From an investment perspective, education is a sector whose time has arrived.
But among the numerous magazines and Web sites that have sliced companies into more than a hundred sectors, it still does not find an honourable mention. You will find it remotely stacked under "computer" or buried in printing and stationery stocks.
This classification, however, should not deter a keen investor from appreciating the opportunities that the sector presents. Its biggest attribute is that it is under-researched, under-invested and, therefore, better rewarding.
Researching the sector resembles mountaineering in the 1950s when mountaineers had to first search where the mountain was before attempting to climb it. There are currently only a handful of companies in the pure educational business, of which everyone knows the coordinates.
But you will have to find the rest. Whether it is a textbook publisher who is planning to move up the value chain, or a renewable energy player thinking about leveraging the numerous schools he has adopted, there is an element of grey involved and you will have to use your sixth sense.
Many companies that address a small part of the education chain will genuinely restructure themselves to build sound businesses.
Markets are beginning to become accommodative in terms of awarding these companies stratospheric PEs. This will bring in a host of name changes as it happened in technology stocks, with education written all over the place to cash in on the craze.
But education is a serious and large business opportunity. With our population of 110 crore (1.1 billion), we should be the second largest market for education products and services.
However, our demographics are such that we have more people under the age of 20 than China. With the government's benchmark of spending about 5% of the GDP on education, this market may be more than $50 billion.

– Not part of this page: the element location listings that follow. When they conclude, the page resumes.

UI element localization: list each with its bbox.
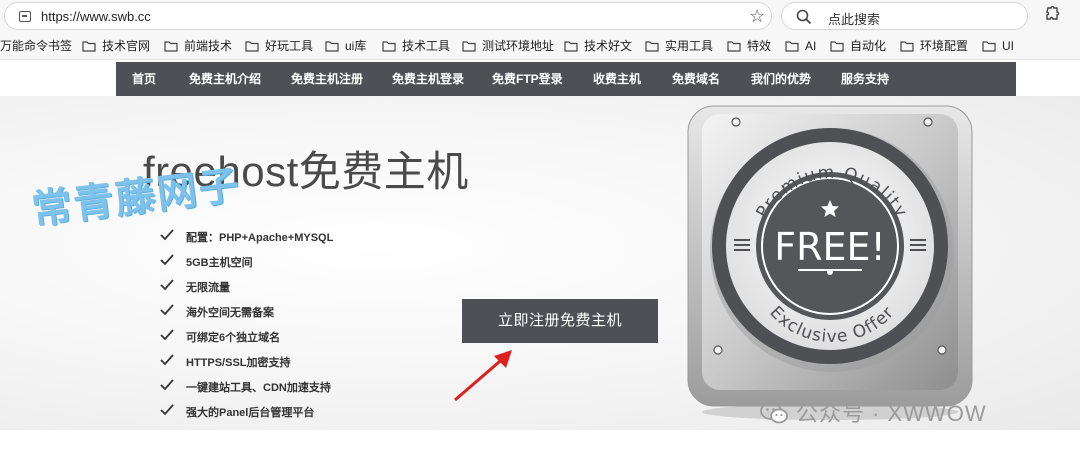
folder-icon [830,41,844,52]
bookmark-folder[interactable]: 技术官网 [82,38,150,54]
nav-item-login[interactable]: 免费主机登录 [392,62,464,96]
bookmark-label: 技术好文 [584,39,633,53]
site-nav: 首页 免费主机介绍 免费主机注册 免费主机登录 免费FTP登录 收费主机 免费域… [116,62,1016,96]
bookmark-label: 特效 [747,39,772,53]
bookmark-label: ui库 [345,39,367,53]
check-icon [160,354,174,366]
nav-item-intro[interactable]: 免费主机介绍 [189,62,261,96]
bookmark-folder[interactable]: ui库 [325,38,366,54]
url-text[interactable]: https://www.swb.cc [41,9,151,24]
folder-icon [164,41,178,52]
folder-icon [382,41,396,52]
site-info-icon[interactable] [19,11,31,22]
bookmark-folder[interactable]: 实用工具 [645,38,713,54]
nav-item-ftp-login[interactable]: 免费FTP登录 [492,62,563,96]
feature-text: 海外空间无需备案 [186,307,274,319]
feature-text: 一键建站工具、CDN加速支持 [186,382,331,394]
bookmark-item[interactable]: 万能命令书签 [0,38,72,54]
nav-item-paid-hosting[interactable]: 收费主机 [593,62,641,96]
bookmark-folder[interactable]: 技术好文 [564,38,632,54]
folder-icon [462,41,476,52]
bookmark-label: 自动化 [850,39,887,53]
check-icon [160,404,174,416]
feature-text: 5GB主机空间 [186,257,253,269]
bookmark-label: 测试环境地址 [482,39,555,53]
folder-icon [245,41,259,52]
bookmark-label: AI [805,39,817,53]
bookmark-folder[interactable]: UI [982,38,1014,54]
search-placeholder: 点此搜索 [828,12,881,27]
nav-item-register[interactable]: 免费主机注册 [291,62,363,96]
nav-item-free-domain[interactable]: 免费域名 [672,62,720,96]
bookmark-folder[interactable]: 自动化 [830,38,886,54]
bookmark-folder[interactable]: 特效 [727,38,771,54]
check-icon [160,329,174,341]
badge-center-text: FREE! [774,225,886,269]
feature-text: 可绑定6个独立域名 [186,332,281,344]
nav-item-support[interactable]: 服务支持 [841,62,889,96]
wechat-icon [760,402,788,424]
red-arrow-icon [454,350,512,402]
page-bottom [0,430,1080,456]
bookmark-label: 实用工具 [665,39,714,53]
check-icon [160,279,174,291]
bookmark-folder[interactable]: 前端技术 [164,38,232,54]
check-icon [160,254,174,266]
address-bar[interactable]: https://www.swb.cc ☆ [4,2,772,30]
search-input[interactable]: 点此搜索 [781,2,1028,30]
register-button[interactable]: 立即注册免费主机 [462,299,658,343]
bookmark-folder[interactable]: 测试环境地址 [462,38,554,54]
bookmark-folder[interactable]: 技术工具 [382,38,450,54]
folder-icon [727,41,741,52]
bookmark-label: 环境配置 [920,39,969,53]
folder-icon [900,41,914,52]
wechat-watermark: 公众号 · XWWOW [760,396,987,428]
bookmark-star-icon[interactable]: ☆ [749,6,765,26]
nav-item-advantages[interactable]: 我们的优势 [751,62,811,96]
folder-icon [645,41,659,52]
folder-icon [325,41,339,52]
feature-text: 配置：PHP+Apache+MYSQL [186,232,334,244]
feature-text: HTTPS/SSL加密支持 [186,357,291,369]
bookmark-folder[interactable]: 好玩工具 [245,38,313,54]
bookmarks-bar: 万能命令书签 技术官网 前端技术 好玩工具 ui库 技术工具 测试环境地址 技术… [0,34,1080,60]
folder-icon [82,41,96,52]
extensions-icon[interactable] [1042,6,1060,24]
bookmark-label: 前端技术 [184,39,233,53]
free-badge-drive: Premium Quality Exclusive Offer FREE! [687,105,973,420]
feature-text: 无限流量 [186,282,230,294]
nav-item-home[interactable]: 首页 [132,62,156,96]
feature-text: 强大的Panel后台管理平台 [186,407,315,419]
bookmark-label: 技术工具 [402,39,451,53]
check-icon [160,304,174,316]
folder-icon [785,41,799,52]
bookmark-label: 万能命令书签 [0,39,73,53]
search-icon [796,9,812,25]
bookmark-folder[interactable]: AI [785,38,816,54]
check-icon [160,229,174,241]
bookmark-folder[interactable]: 环境配置 [900,38,968,54]
folder-icon [564,41,578,52]
folder-icon [982,41,996,52]
browser-toolbar: https://www.swb.cc ☆ 点此搜索 [0,0,1080,34]
bookmark-label: 好玩工具 [265,39,314,53]
bookmark-label: 技术官网 [102,39,151,53]
wechat-watermark-text: 公众号 · XWWOW [796,401,987,426]
check-icon [160,379,174,391]
bookmark-label: UI [1002,39,1014,53]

At the primary level, the teacher to taught ratio is around 40:1. Even countries like Chile and the Philippines have better ratios. Even if we were to match the ratio of Brazil, we'll have to double the number of teachers. These teachers will have to be trained first. As we move up, the ratio of the tutor to the taught gets better but the chasm between desired and the actual calibre of the teacher widens.

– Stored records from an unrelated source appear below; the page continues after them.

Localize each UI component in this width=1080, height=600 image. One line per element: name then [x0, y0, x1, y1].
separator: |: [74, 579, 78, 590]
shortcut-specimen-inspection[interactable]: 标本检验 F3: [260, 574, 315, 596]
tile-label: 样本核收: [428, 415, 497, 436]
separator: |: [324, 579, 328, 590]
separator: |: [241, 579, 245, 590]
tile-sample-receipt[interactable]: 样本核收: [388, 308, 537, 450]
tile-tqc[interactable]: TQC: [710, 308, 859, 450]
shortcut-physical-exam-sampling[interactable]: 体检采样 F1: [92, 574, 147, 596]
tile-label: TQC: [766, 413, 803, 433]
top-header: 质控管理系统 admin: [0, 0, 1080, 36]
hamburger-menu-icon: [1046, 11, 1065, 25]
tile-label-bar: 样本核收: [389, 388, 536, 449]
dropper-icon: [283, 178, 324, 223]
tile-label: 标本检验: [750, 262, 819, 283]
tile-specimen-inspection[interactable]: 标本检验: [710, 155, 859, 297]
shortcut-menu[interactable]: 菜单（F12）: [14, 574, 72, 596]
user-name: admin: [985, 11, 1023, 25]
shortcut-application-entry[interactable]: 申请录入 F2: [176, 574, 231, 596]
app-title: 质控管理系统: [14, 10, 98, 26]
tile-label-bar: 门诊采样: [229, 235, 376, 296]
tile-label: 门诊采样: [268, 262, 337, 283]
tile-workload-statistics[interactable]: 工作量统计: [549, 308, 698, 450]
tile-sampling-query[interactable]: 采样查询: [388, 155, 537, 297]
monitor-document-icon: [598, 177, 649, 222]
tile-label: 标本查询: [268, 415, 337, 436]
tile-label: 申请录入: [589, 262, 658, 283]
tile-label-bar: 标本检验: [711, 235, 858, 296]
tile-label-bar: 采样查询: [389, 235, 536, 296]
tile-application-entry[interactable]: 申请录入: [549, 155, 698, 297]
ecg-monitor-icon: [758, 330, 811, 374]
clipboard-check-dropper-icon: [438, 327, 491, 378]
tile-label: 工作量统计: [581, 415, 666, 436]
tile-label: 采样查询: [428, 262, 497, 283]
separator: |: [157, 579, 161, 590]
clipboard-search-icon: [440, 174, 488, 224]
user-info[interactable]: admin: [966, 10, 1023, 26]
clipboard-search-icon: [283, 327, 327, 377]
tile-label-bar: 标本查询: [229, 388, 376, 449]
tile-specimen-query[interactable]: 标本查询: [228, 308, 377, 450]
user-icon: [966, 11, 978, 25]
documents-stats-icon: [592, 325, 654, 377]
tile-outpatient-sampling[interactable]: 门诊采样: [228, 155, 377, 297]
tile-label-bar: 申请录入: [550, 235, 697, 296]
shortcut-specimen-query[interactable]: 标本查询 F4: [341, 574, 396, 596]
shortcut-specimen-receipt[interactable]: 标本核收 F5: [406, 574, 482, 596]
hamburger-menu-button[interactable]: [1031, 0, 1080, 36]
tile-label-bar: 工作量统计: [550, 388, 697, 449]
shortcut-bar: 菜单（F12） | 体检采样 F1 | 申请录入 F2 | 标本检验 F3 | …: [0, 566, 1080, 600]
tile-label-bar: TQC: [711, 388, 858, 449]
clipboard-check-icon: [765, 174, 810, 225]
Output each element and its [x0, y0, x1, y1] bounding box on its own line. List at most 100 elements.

While we produce more than 3 lakh (300, 000) IT graduates annually, they are not readily employable. According to Nasscom, not more than 15-25% of this crop is readily deployable.
Other industries like broking and insurance have to train people on the job resulting in longer lead times in making new recruits effective at work. Herein lies an opportunity. Companies that can bridge this gap and make them readily employable are sitting on a huge business proposition.

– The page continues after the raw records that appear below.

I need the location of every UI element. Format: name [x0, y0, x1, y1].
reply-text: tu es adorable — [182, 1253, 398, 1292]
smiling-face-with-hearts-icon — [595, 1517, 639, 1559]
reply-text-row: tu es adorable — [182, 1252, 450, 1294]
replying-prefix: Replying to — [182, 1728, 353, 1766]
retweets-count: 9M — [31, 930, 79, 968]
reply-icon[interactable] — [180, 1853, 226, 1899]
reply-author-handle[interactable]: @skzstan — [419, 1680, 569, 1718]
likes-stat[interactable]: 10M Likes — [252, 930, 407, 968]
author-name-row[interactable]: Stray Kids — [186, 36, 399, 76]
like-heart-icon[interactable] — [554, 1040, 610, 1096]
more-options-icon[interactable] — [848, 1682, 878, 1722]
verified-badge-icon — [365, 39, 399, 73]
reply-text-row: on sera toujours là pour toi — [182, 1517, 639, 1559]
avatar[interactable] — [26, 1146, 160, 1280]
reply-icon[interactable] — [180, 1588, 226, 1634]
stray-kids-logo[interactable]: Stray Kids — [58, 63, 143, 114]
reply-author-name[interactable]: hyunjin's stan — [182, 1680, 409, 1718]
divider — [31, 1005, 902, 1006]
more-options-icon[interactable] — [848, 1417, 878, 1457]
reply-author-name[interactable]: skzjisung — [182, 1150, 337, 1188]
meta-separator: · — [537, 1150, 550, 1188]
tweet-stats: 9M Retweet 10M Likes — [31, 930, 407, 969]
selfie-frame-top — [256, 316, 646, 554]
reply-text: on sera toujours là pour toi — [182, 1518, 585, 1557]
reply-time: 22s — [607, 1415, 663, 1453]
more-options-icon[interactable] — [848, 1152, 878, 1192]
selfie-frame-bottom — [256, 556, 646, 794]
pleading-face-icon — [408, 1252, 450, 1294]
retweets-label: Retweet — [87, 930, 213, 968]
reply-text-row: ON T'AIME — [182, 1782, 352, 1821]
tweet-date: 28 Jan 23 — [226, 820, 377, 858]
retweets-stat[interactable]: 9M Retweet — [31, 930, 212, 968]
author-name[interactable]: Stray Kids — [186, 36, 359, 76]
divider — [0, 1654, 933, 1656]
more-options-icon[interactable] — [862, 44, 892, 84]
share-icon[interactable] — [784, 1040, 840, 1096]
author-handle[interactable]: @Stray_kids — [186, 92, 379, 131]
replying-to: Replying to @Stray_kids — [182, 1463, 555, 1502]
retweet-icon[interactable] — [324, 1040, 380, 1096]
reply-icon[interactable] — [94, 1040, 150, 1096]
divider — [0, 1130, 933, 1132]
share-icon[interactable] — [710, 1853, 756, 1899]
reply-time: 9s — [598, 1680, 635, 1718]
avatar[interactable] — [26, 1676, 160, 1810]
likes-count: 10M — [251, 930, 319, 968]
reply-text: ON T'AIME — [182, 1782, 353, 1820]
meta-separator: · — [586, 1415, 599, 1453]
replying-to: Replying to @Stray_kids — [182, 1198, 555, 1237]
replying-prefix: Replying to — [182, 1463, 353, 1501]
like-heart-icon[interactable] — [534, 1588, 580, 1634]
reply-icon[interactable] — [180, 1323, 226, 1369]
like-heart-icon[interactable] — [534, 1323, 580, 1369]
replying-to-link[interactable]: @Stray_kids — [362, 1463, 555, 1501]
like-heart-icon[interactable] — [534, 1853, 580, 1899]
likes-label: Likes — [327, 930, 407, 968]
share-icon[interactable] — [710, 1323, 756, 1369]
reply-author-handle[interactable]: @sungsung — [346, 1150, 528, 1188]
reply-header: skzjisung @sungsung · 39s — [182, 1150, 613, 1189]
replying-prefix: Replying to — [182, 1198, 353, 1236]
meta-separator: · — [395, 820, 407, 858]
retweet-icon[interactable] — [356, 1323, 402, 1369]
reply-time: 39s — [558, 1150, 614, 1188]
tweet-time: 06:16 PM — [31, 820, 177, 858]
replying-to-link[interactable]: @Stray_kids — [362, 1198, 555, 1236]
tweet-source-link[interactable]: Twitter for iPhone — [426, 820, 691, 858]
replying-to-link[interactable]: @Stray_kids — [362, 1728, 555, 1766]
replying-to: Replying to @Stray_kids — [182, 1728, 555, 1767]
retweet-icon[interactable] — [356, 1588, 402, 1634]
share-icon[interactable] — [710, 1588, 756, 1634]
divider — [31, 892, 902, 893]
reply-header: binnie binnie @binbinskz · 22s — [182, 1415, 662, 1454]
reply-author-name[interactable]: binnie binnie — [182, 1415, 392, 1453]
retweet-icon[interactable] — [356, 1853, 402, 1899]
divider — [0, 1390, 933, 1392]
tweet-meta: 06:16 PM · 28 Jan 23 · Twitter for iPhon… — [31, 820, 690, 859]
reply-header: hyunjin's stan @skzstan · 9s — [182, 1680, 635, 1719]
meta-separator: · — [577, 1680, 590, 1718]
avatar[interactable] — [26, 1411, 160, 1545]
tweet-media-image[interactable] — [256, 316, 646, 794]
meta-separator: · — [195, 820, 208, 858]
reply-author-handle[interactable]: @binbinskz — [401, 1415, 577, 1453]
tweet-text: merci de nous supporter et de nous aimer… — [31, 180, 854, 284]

The long list of unemployed youth is a prospective gold mine. Companies can design training programmes keeping in mind contemporary corporate and social requirements.
A brokerage in the NCR was so enamoured by the success of its in-house training programme of fresh graduates that it set up a full-fledged division that now caters to the rigorous demands of the ever-changing financial services sector.
The sprawling campuses of universities are hardly used six months in a year and not more than 6-8 hours day. These could be better utlilised by allowing their use by the private sector.
This will lead to an increased student turnout and better maintenance of the premises. But the biggest fillip for the sector could come from the government, as sooner or later it would want to salvage the moribund system.